Man Convicted of Having Gun on UW Campus Petitions Wyoming Supreme Court
The Unita County man who was cited for misdemeanor trespass by carrying a firearm on the University of Wyoming campus two years ago has petitioned the Wyoming Supreme Court, asking it whether the university's prohibition of firearms on campus is unconstitutional.
On April 20, 2018, Lyle Williams attended the Wyoming Republican Convention at the UW Conference Center when an officer of the university's police department asked him to relinquish his firearm, according to the petition filed Friday by his attorney Jason Tangeman.
Williams knew the university had adopted a policy in July 2008 that prohibited firearms on campus, although the conference center is not tax exempt in Albany County like other university properties with their educational purposes, according to the petition.
He also believed the university's policy was a violation of the Wyoming Freedom Firearms Act. However, the act only applies to firearms made in Wyoming.
Williams refused to relinquish his pistol -- not manufactured in Wyoming -- and was issued a trespass citation based on the Wyoming law that, and the next month pleaded not guilty in Albany County Circuit Court.
On Dec. 17, 2018, the state's Second Judicial District including Albany County granted UW a summary judgment that denied Williams' efforts to have the charge dismissed.
Williams then appealed to the Wyoming Supreme Court, which dismissed the appeal and sent it back to the Albany Circuit Court.
He was able to get the Second District court to review five legal questions, but that court answered them in the negative on July 2.
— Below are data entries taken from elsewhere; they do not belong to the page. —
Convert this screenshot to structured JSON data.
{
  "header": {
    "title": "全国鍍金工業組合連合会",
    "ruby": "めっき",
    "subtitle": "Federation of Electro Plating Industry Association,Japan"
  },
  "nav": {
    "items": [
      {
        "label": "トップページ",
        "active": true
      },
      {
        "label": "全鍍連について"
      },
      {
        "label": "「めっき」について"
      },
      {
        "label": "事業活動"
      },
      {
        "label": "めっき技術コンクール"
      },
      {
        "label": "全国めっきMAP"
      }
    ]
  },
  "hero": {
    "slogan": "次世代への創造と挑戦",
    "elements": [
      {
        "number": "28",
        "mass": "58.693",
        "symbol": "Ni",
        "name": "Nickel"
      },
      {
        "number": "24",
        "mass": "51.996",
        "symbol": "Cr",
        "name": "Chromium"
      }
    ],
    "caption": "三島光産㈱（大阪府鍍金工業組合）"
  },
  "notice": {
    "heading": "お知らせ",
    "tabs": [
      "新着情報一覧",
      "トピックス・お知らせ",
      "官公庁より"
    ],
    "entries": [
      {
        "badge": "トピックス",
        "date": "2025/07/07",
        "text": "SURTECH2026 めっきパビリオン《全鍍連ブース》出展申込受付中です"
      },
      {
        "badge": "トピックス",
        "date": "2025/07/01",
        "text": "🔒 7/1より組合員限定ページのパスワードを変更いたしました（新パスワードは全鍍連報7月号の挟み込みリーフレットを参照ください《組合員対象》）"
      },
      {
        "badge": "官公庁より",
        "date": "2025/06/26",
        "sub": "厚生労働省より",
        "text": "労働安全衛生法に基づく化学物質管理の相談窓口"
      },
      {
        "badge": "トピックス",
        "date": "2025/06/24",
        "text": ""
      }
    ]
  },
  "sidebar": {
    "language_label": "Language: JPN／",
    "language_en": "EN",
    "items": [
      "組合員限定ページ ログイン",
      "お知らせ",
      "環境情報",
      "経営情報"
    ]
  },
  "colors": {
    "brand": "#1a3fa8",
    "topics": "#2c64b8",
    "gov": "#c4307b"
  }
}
Among the reasons cited by Albany County Attorney and Prosecuting Attorney Peggy Trent in rejecting William's request for review were UW's standing as a government entity capable of regulating firearms, which only prohibits firearms in facilities where people gather and are most vulnerable.
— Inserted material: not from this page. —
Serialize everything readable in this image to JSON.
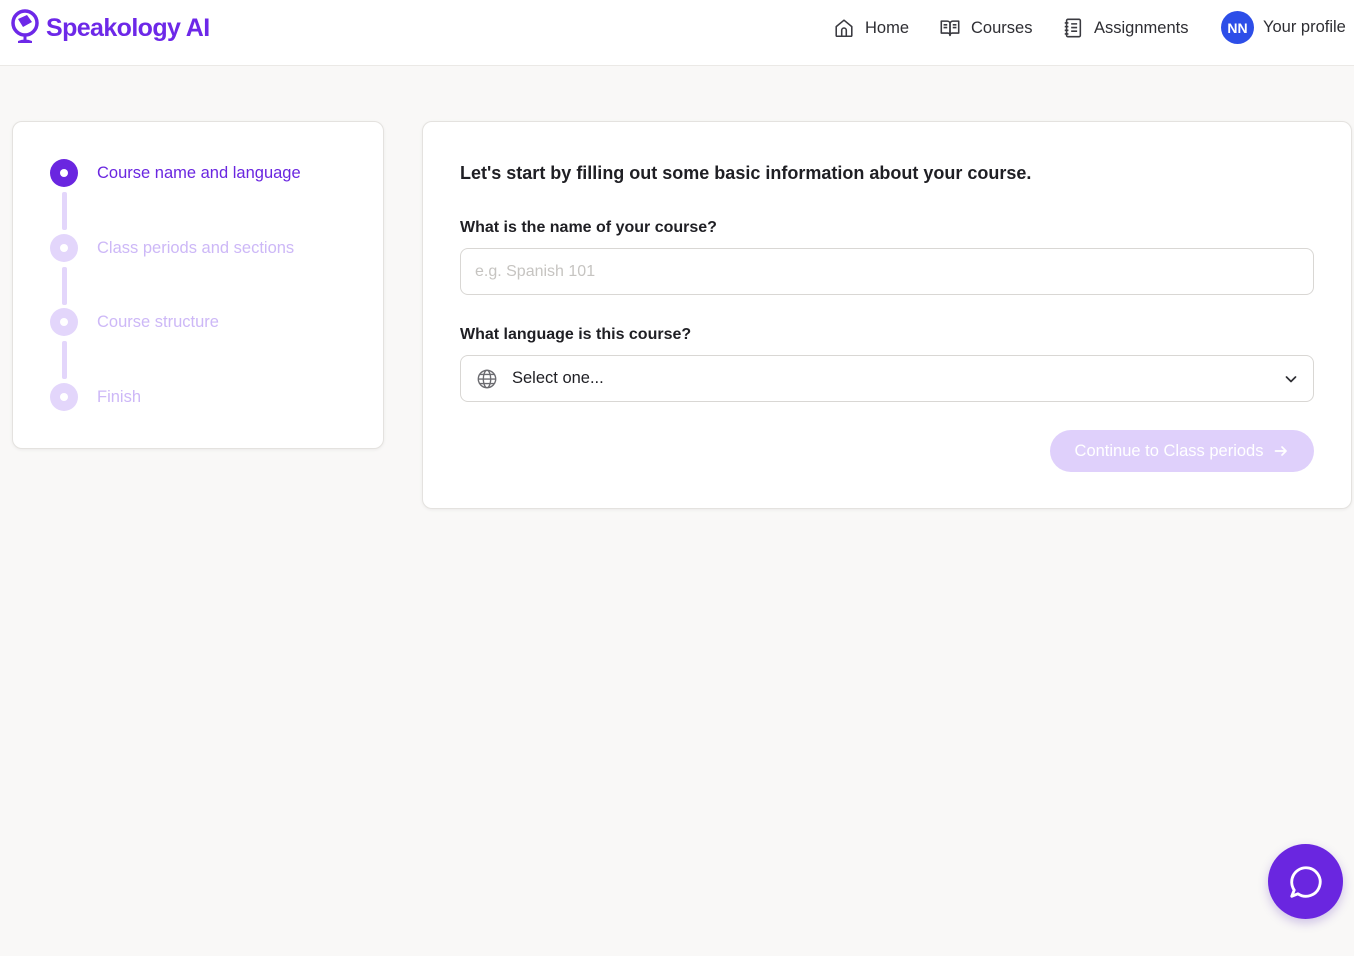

UW's regulation, based on safety, doesn't violate the Second Amendment nor does it create a blanket prohibition that is unclear or over broad, Trent wrote.
So Williams now has submitted his same questions in his petition to the Wyoming Supreme Court:
- Does the Wyoming Firearms Freedom Act allow only the Legislature to regulate the possession, carrying or use of firearms, pre-empting other governmental agencies such as UW from setting its own regulations?
- Does the Wyoming Freedom Firearms Act only pertain to firearms made in the state?
- Is UW's regulation unconstitutional or otherwise unconstitutional as applied to Williams?
- Does UW's regulation violate the Second Amendment?
- Does UW qualify as a governmental entity capable of regulating firearms under the Wyoming Firearms Freedom Act?